Mary Dorsey était un cas désespéré. Elle avait tout essayé : le speed dating, le slow dating, le blind, le jewish, le christian, le New Labour, le Tory, le dirty, le wikipedi, le kinky… Elle était prête à prendre tous les risques pour ne plus rester seule chez elle, le soir, à manger des Ben & Jerry en sanglotant devant la scène finale de An affair to remember[1] lorsque Cary Grant se rend enfin compte que Deborah Kerr lui cache quelque chose sous le grand plaid beige. Seule, en survêtement déteint, une houle de Kleenex froissés autour d’elle, Mary gémissait je veux un homme qui soulève mon plaid et m’emporte dans ses bras ! Et comme elle avait englouti, en plus des pots de crème glacée, une bouteille de Drambuie, elle ajoutait, poisseuse de larmes et de rimmel, « Il n’y a plus de Cary Grant sur terre, c’est fini, fini… l’homme viril est en voie de disparition » avant de rouler en sanglotant sur le parquet rejoindre les Kleenex froissés.

Elle aimait à raconter ces scènes pitoyables qui ne la mettaient pas vraiment en valeur. Elle affirmait qu’il fallait aller très bas dans le dégoût de soi afin de rebondir.

Le souvenir de cette conversation détourna la trajectoire d’Hortense qui allait poser la main sur l’épaule de Mary Dorsey. Elle bifurqua vers une silhouette blonde, ravissante, étonnante…


C’est alors qu’elle reconnut Agyness Deyn. Agyness Deyn, en personne. The it girl. The girl tout court. Celle qui allait bouter Kate Moss hors des podiums. L’égérie de Burberry, Giorgio Armani, Jean-Paul Gaultier, qui poussait la chansonnette au sein des Five O’clock Heroes et collectionnait les couvertures de Vogue, Elle, Grazia. Elle était là, très blonde, très mince, un foulard très bleu marine dans ses cheveux très blonds coupés très court, en collants très rouges et tennis très blanches, une petite robe à froufrous en dentelle et un blouson étriqué en vieux jean usé.

Divine !

Et avec qui parlait Agyness Deyn dans un grand sourire bienveillant, l’air visiblement intéressé même si ses yeux balayaient autour d’elle à la recherche d’autres poissons à ferrer ? Avec Steven et Nick, les deux cinéphiles qui lui avaient servi de carton d’invitation.
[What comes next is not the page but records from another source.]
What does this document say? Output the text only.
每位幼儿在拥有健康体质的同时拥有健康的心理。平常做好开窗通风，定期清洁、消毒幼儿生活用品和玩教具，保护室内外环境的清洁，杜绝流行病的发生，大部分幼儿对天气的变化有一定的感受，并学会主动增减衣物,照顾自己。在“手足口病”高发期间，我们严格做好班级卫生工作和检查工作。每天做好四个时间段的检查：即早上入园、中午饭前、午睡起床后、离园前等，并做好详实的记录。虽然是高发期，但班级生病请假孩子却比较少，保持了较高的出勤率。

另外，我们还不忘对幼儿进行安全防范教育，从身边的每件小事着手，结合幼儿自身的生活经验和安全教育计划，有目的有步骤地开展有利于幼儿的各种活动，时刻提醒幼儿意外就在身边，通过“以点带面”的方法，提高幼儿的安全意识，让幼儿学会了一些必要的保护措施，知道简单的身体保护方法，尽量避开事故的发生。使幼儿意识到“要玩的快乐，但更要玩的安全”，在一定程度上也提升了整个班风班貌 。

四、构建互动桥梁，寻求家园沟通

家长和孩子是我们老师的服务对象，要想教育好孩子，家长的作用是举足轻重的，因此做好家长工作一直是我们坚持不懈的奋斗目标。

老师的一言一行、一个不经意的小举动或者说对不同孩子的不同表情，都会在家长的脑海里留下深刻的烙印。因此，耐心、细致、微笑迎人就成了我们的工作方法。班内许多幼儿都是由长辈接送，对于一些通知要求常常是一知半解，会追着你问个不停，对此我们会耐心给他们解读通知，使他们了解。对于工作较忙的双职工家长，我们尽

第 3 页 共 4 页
Hortense lança une hanche en avant et fendit la foule. Elle arriva à hauteur du petit groupe et se jeta dans la conversation.

Le plus comestible des deux, Nick, racontait comment il avait défilé à la Fashion Week à Paris pour Hedi Slimane. Agyness Deyn lui demanda ce qu’il pensait de la collection de Hedi. Nick répondit qu’il se souvenait à peine du défilé, mais bien mieux de la fille qu’il avait culbutée sous l’escalier d’une boîte parisienne.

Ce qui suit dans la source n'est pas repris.